Familial Hypercholesterolemia is an autosomal dominate disease which occurs about 1 in every 500 people. The homozygous FH is more rare, occuring with the frequency of about 1 in a million. The statistics for the homozygous FH is not surprising though, since patients suffering from two alleles of this gene usually do not survive pass their teens. The condition of hypercholesterolemia in FH patients are detectable at birth or shortly thereafter. The cholesterol levels in heterozygous patients are between350 to 500 mg/dL, and in homozygous, the levels are between 700 to 1,200 mg/dL (see NCEP table for comparison).
Tendon xanthomas commonly occur in FH patients. The heterozygous will develope these later in life, but the homozygous usually developes them in their childhood. Xanthomas are lesions caused by cholesterol deposits in various parts of the body. The common places are in the extensor tendons of the hands and eyelids (know as xanthelasmas).
Click here to view some pictures of xanthomas.

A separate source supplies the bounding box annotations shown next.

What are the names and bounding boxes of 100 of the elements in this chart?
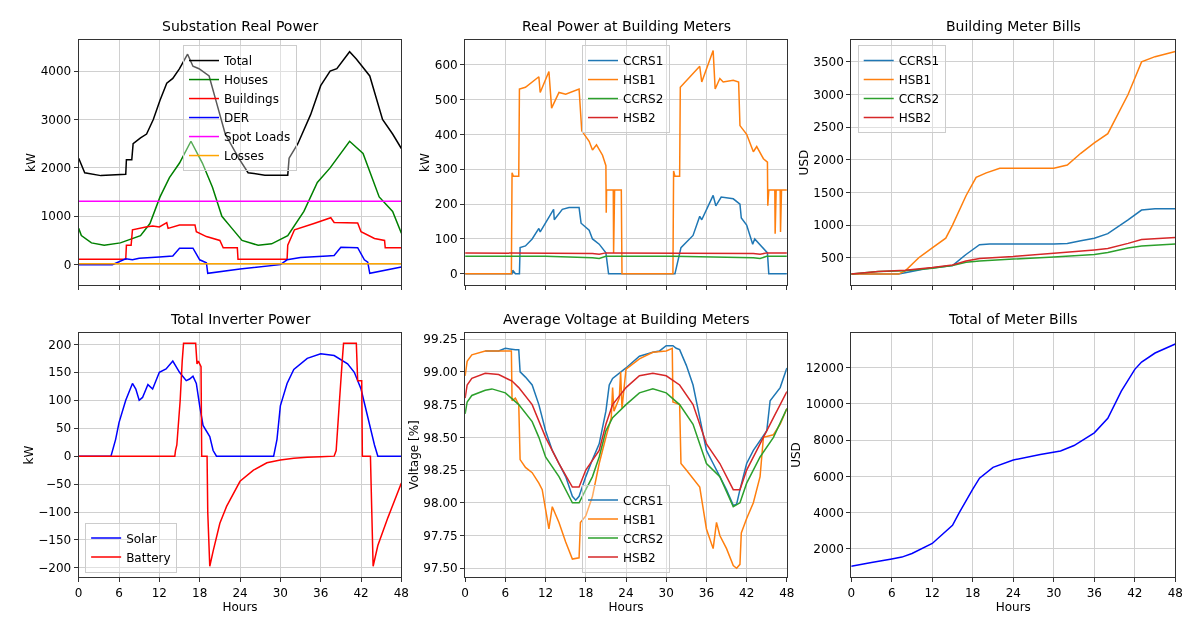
y-tick-label: −200 — [38, 561, 72, 576]
x-axis-title: Hours — [608, 599, 644, 614]
x-axis-title: Hours — [222, 599, 258, 614]
x-tick-label: 24 — [618, 585, 634, 600]
x-tick-label: 12 — [151, 585, 167, 600]
y-tick-label: 0 — [63, 449, 72, 464]
y-tick-label: 100 — [48, 393, 72, 408]
y-tick-label: 0 — [63, 257, 72, 272]
x-tick-label: 24 — [1005, 585, 1021, 600]
y-tick-label: 600 — [434, 57, 458, 72]
y-axis-title: kW — [24, 153, 39, 172]
line-series — [465, 49, 787, 275]
legend-label: HSB2 — [623, 111, 656, 126]
y-tick-label: 4000 — [40, 64, 72, 79]
y-tick-label: 0 — [450, 267, 458, 282]
y-tick-label: 3000 — [40, 112, 72, 127]
legend-label: HSB1 — [623, 73, 656, 88]
x-tick-label: 12 — [924, 585, 940, 600]
y-tick-label: 97.50 — [423, 561, 458, 576]
x-tick-label: 6 — [887, 585, 896, 600]
legend-label: Solar — [126, 531, 157, 546]
y-tick-label: −150 — [38, 533, 72, 548]
y-tick-label: 98.75 — [423, 397, 458, 412]
legend-label: CCRS2 — [623, 531, 664, 546]
y-tick-label: 10000 — [805, 397, 844, 412]
chart-title: Substation Real Power — [162, 18, 319, 34]
line-series — [465, 388, 787, 508]
legend-label: CCRS2 — [898, 92, 940, 107]
y-tick-label: 8000 — [813, 433, 844, 448]
y-tick-label: 2000 — [40, 161, 72, 176]
y-tick-label: 400 — [434, 127, 458, 142]
legend-label: HSB1 — [898, 73, 932, 88]
legend-label: Battery — [126, 550, 171, 565]
y-tick-label: 500 — [820, 250, 844, 265]
x-tick-label: 36 — [313, 585, 329, 600]
y-tick-label: 1000 — [40, 209, 72, 224]
y-tick-label: 2500 — [813, 120, 844, 135]
y-axis-title: USD — [788, 442, 803, 468]
legend-label: CCRS1 — [623, 54, 664, 69]
y-tick-label: 97.75 — [423, 528, 458, 543]
y-axis-title: Voltage [%] — [406, 420, 421, 490]
y-tick-label: 3000 — [813, 87, 844, 102]
y-tick-label: 6000 — [813, 469, 844, 484]
legend-label: Buildings — [224, 92, 279, 107]
x-tick-label: 0 — [461, 585, 469, 600]
y-axis-title: kW — [418, 153, 433, 172]
x-tick-label: 42 — [353, 585, 369, 600]
legend-label: Total — [223, 54, 253, 69]
line-series — [78, 246, 402, 275]
x-tick-label: 42 — [739, 585, 755, 600]
chart-title: Total of Meter Bills — [948, 311, 1078, 327]
y-axis-title: kW — [21, 445, 36, 465]
legend-label: CCRS2 — [623, 92, 664, 107]
x-tick-label: 6 — [501, 585, 510, 600]
line-series — [465, 372, 787, 491]
x-tick-label: 12 — [537, 585, 554, 600]
legend-label: HSB1 — [623, 512, 656, 527]
y-tick-label: 300 — [434, 162, 458, 177]
x-tick-label: 30 — [658, 585, 674, 600]
y-tick-label: 4000 — [813, 505, 844, 520]
x-tick-label: 24 — [232, 585, 248, 600]
chart-title: Building Meter Bills — [946, 18, 1081, 34]
y-tick-label: 200 — [434, 197, 458, 212]
chart-title: Real Power at Building Meters — [522, 18, 732, 34]
y-tick-label: 99.00 — [423, 365, 458, 380]
legend-label: Houses — [224, 73, 268, 88]
legend-label: HSB2 — [623, 550, 656, 565]
x-tick-label: 30 — [272, 585, 288, 600]
chart-title: Total Inverter Power — [170, 311, 311, 327]
x-tick-label: 48 — [779, 585, 795, 600]
y-tick-label: 2000 — [813, 153, 844, 168]
line-series — [465, 347, 787, 570]
y-tick-label: 99.25 — [423, 332, 458, 347]
y-tick-label: 98.50 — [423, 430, 458, 445]
line-series — [78, 51, 402, 177]
x-tick-label: 48 — [393, 585, 410, 600]
x-tick-label: 30 — [1046, 585, 1062, 600]
y-tick-label: −50 — [45, 477, 72, 492]
y-tick-label: 12000 — [805, 360, 844, 375]
x-tick-label: 6 — [115, 585, 123, 600]
x-tick-label: 18 — [965, 585, 981, 600]
y-tick-label: 2000 — [813, 542, 844, 557]
y-tick-label: 500 — [434, 92, 458, 107]
y-axis-title: USD — [796, 149, 811, 176]
y-tick-label: 3500 — [813, 55, 844, 70]
chart-title: Average Voltage at Building Meters — [503, 311, 750, 327]
y-tick-label: 1500 — [813, 185, 844, 200]
legend-label: DER — [224, 111, 250, 126]
x-tick-label: 48 — [1167, 585, 1183, 600]
x-tick-label: 42 — [1127, 585, 1143, 600]
y-tick-label: −100 — [38, 505, 72, 520]
line-series — [851, 236, 1176, 275]
y-tick-label: 1000 — [813, 218, 844, 233]
y-tick-label: 98.00 — [423, 496, 458, 510]
x-tick-label: 18 — [578, 585, 594, 600]
x-tick-label: 36 — [698, 585, 715, 600]
y-tick-label: 98.25 — [423, 463, 458, 478]
legend-label: CCRS1 — [623, 493, 664, 508]
line-series — [78, 342, 402, 567]
line-series — [78, 216, 402, 261]
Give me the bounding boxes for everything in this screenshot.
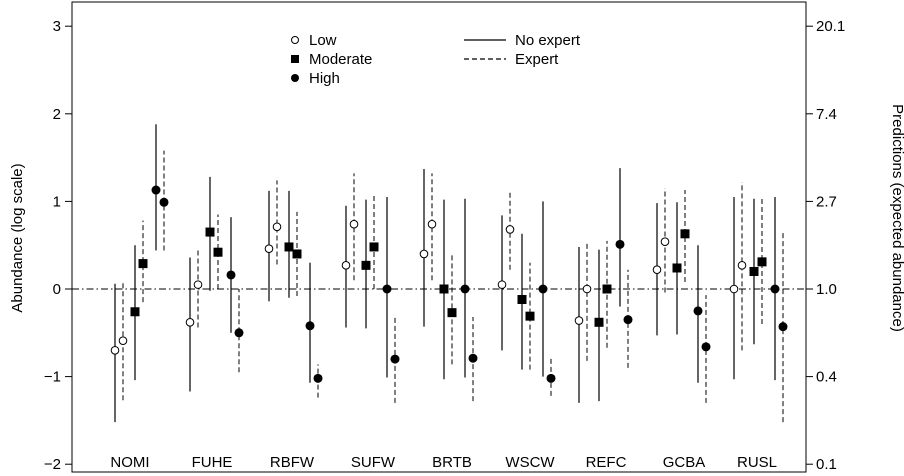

Curing homozygous patients is very difficult because they express little or no activity from the LDL receptor. They are resistant to most cholesterol-lowering drugs. Liver transplantation can provide the missing LDL receptors but requires special long-term followup cares for the transplanted organs, including continuous immunosuppression. FH homozygous are currently treated with modified forms of plasmapheresis that selectively remove Very Small Density Lipoprotein (VLDL) and Low Density Lipoprotein (LDL) from the plasma. The treatment must be done every one to three weeks depending on the clinical state of the patient. The heterozygous patients are generally treated in the same way as patients with hypercholesterolemia. However, they are usually advised to be treated with cholesterol-lowering drugs such as lovastatin, as well as a maintained diet of low fat and cholesterol intake at a younger age. Some physicians have advised their younger patients to adopt a drug therapy as soon as possible to prevent the progression of atherosclerosis. It is interesting to note that once a patient is treated with cholesterol-lowering drugs, they should remain on the drug therapy. Combinations of these agents can reduce the levels of serum cholesterol by 50 to 60%.
Also, the modern approach to this problem is gene therapy. It involves genetic transfers which consist of selective mechanism to deliver healthy genes and their promoter sequence for expression in the specifically targeted cell. The development of this strategy is on its way, and there had been some light seen at the other end of the tunnel. Gene therapy is expected to cure the homozygous FH patients and help remove the heterozygous patients from an early long-term drug therapy. It, however, does not provide a solution to cure the hypercholesterolemia patient suffering from high cholesterol levels resulting from high fat intake.